Gambar 2. Ilustrasi artistik yang menggambarkan Nabi Yusya' AS (Joshua) menghentikan Matahari di atas kota al-Jib (Gibeon) pada saat pertempuran berlangsung, menurut lukisan John Martin pada 1816 TU. Riset terbaru memperlihatkan peristiwa 'berhentinya Matahari' tersebut sesungguhnya mungkin merupakan Gerhana Matahari Cincin. Sumber: John Martin, 1816 dalam Wikipedia, 2017.

Gambar 2. Ilustrasi artistik yang menggambarkan Nabi Yusya’ AS (Joshua) menghentikan Matahari di atas kota al-Jib (Gibeon) pada saat pertempuran berlangsung, menurut lukisan John Martin pada 1816 TU. Riset terbaru memperlihatkan peristiwa ‘berhentinya Matahari’ tersebut sesungguhnya mungkin merupakan Gerhana Matahari Cincin.

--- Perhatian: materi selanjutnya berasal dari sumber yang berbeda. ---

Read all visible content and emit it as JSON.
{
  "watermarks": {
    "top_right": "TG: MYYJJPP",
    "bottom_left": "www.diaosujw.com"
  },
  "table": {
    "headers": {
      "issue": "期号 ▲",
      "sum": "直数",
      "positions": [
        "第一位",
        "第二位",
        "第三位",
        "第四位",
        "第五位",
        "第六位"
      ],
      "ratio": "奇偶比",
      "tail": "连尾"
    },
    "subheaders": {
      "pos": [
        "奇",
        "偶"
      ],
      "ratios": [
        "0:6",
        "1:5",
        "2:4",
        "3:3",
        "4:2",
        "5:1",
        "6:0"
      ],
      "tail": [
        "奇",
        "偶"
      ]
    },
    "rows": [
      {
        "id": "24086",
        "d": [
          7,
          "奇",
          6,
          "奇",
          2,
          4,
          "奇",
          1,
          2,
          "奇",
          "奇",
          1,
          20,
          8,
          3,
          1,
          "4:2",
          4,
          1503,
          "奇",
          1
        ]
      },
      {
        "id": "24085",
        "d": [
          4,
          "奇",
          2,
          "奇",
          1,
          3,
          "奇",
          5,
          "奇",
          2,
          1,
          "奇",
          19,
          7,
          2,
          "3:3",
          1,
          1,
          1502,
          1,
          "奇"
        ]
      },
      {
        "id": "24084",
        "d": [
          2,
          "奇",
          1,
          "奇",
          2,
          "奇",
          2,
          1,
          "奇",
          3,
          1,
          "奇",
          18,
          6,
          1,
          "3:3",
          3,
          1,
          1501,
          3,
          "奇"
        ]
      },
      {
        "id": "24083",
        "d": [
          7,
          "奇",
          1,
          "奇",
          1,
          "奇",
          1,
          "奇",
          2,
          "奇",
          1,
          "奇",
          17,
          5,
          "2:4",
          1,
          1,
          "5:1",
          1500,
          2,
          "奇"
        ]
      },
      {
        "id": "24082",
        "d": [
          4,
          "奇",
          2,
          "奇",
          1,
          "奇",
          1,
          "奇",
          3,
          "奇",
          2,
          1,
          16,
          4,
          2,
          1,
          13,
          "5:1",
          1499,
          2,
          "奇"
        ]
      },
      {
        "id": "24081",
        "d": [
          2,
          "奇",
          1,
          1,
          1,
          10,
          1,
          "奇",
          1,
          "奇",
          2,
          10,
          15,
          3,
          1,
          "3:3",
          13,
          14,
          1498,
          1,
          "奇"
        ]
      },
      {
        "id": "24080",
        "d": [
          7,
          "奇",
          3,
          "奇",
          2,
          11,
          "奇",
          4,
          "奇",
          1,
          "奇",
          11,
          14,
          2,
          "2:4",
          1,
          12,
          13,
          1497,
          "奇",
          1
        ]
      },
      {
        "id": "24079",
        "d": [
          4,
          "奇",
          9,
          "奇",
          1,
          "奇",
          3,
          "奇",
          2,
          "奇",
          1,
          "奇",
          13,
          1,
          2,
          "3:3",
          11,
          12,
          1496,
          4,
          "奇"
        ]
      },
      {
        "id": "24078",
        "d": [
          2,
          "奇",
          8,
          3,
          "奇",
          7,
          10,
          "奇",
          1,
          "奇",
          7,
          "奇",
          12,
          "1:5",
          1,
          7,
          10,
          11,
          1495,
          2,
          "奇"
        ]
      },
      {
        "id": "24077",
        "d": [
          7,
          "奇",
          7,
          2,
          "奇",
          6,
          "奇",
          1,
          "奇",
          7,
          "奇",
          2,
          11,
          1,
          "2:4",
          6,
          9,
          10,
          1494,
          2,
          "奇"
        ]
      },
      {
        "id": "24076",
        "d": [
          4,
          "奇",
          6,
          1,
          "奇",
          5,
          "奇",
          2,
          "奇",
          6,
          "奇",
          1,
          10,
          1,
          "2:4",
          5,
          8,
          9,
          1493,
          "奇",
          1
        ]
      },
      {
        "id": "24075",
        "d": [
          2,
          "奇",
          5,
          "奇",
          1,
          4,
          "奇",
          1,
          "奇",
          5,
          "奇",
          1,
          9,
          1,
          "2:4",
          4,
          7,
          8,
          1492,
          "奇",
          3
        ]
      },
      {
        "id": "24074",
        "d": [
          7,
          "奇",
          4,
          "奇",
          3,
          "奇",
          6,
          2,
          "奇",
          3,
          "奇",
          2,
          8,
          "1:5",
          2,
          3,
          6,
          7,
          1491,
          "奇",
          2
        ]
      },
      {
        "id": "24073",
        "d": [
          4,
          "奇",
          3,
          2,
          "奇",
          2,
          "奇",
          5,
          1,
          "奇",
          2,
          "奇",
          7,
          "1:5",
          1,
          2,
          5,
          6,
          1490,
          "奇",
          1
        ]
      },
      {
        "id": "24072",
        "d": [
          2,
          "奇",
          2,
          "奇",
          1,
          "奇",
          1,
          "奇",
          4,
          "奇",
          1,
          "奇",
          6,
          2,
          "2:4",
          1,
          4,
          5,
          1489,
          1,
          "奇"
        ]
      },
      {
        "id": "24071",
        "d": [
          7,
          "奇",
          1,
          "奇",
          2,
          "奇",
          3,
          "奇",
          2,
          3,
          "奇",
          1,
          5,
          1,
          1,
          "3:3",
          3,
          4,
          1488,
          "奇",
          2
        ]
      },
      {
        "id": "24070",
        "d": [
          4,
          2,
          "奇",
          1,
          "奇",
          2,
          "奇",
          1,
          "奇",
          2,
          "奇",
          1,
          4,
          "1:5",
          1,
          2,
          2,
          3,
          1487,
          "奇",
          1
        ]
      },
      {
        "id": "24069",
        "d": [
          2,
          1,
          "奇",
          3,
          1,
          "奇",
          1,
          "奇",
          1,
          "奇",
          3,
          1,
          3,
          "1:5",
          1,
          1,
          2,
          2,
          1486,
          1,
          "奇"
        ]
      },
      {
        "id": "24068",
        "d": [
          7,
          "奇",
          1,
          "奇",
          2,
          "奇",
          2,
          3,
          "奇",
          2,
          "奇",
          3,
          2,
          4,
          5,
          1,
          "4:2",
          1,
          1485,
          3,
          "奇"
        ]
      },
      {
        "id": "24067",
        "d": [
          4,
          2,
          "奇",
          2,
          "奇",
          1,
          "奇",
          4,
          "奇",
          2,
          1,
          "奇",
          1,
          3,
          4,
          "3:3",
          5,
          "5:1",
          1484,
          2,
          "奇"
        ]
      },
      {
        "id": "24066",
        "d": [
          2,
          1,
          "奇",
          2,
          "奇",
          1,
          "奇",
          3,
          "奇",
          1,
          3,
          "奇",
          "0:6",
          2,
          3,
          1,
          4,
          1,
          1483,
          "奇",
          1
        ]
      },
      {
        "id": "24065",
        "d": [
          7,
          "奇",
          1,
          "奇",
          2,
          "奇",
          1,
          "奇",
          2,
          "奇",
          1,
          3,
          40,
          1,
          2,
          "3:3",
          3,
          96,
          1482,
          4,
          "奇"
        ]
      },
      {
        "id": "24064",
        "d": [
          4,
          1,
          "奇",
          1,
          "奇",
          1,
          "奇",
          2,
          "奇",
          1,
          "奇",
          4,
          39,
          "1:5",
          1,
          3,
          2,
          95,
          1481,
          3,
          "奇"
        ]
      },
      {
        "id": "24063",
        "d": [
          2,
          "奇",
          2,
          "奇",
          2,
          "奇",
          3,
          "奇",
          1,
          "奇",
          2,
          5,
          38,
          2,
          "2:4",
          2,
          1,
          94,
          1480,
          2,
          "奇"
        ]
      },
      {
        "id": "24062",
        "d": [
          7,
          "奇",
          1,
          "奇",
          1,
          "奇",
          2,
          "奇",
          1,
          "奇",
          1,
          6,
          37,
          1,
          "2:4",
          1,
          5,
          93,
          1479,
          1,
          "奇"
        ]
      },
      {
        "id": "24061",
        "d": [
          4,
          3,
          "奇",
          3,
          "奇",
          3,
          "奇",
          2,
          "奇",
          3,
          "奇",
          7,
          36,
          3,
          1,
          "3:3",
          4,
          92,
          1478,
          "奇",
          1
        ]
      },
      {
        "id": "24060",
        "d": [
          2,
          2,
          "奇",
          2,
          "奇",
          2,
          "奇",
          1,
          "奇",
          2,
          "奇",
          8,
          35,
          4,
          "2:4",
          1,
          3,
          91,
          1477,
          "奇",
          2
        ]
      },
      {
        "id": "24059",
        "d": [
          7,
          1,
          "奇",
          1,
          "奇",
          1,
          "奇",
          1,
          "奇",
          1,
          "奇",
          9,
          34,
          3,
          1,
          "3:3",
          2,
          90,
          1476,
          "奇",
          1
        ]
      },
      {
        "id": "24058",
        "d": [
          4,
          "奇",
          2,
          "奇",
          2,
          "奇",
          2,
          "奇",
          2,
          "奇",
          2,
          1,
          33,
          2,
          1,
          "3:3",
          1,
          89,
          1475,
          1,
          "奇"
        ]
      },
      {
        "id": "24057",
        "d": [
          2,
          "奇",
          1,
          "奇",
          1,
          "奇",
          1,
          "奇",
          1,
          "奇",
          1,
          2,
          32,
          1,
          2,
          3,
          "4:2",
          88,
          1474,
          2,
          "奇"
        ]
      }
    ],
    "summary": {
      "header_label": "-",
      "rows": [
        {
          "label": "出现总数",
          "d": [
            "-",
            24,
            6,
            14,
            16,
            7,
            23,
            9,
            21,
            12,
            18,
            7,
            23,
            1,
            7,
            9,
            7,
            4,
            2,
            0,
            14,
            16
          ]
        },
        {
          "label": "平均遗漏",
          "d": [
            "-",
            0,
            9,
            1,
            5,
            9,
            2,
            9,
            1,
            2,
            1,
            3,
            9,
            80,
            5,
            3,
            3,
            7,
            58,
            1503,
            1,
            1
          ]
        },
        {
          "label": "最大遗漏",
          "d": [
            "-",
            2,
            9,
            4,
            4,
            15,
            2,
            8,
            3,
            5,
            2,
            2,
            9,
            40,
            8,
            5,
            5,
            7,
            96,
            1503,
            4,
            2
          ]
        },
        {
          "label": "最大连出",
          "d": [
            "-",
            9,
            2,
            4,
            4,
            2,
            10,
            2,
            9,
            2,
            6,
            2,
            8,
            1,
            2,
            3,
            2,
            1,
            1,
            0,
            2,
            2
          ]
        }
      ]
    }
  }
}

Sumber: John Martin, 1816 dalam Wikipedia, 2017.

Kini, kapan Pertempuran al-Jib itu terjadi nampaknya sudah bisa ditetapkan tanggalnya. Riset multidisiplin ilmu oleh tim cendekiawan Universitas Ben Gurion (Israel) yang dipimpin Hezi Yitzhak menyimpulkan Pertempuran al-Jib itu mungkin terjadi pada 30 Oktober 1207 STU (Sebelum Tarikh Umum), bertepatan dengan peristiwa Gerhana Matahari Cincin. Dan lokasi dimana pertempuran tersebut berlangsung merupakan bagian dari zona antumbra (zona yang mampu melihat bentuk cincin/anularitas pada puncak gerhana) dalam wilayah Gerhana Matahari Cincin 30 Oktober 1206 STU tersebut.

Kisah kenabian Yusya’ atau Yosua (Joshua) lebih banyak tersurat dalam alkitab Ibrani dan alkitab Kristiani Perjanjian Lama, bahkan beliau menjadi tokoh sentral Kitab Yosua di kedua alkitab tersebut. Sebaliknya al-Qur’an tidak secara eksplisit menyebut nama Nabi Yusya’ AS. Beliau hanya disebut sebagai murid Nabi Musa AS khususnya yang menyertai Nabi Musa AS selama dalam perjalanan mencari Nabi Khidir AS seperti ternyata dalam surat al-Kahfi ayat 60-62. Namun sabda Rasulullah SAW yang diriwayatkan dari Ubay ibn Ka’ab RA memastikan bahwa murid yang dimaksud dalam ayat-ayat tersebut memang sosok Nabi Yusya’ AS.

Yusya’ AS merupakan sosok kepercayaan Nabi Musa AS. Namanya mulai muncul selepas eksodusnya Bani Israil dari negeri Mesir menuju negeri Kanaan, tanah yang dijanjikan Allah SWT seperti yang diwahyukan-Nya kepada Musa AS. Begitu lolos dari kejaran Firaun dan pasukannya lewat mukjizat terbelahnya Laut Merah, Bani Israil segera beringsut melangkahkan kakinya menuju negeri Kanaan. Namun lama-kelamaan terbit rasa gentar dalam kalbu mereka seiring tersiarnya kabar bahwa negeri yang hendak mereka tuju dan taklukkan itu ternyata dihuni sukubangsa Amorit, orang-orang yang terkenal bertubuh perkasa tanpa tanding dalam setiap medan pertempuran. Rasa gentar itu kian meluap hingga akhirnya mencapai puncaknya, menjangkiti hampir semua orang. Mereka pun memutuskan untuk berhenti, enggan melanjutkan perjalanan ke negeri Kanaan meski telah dijanjikan kemenangan. Upaya Yusya’ dan Qalib untuk menyemangati mereka tiada henti tidak juga membuahkan hasil.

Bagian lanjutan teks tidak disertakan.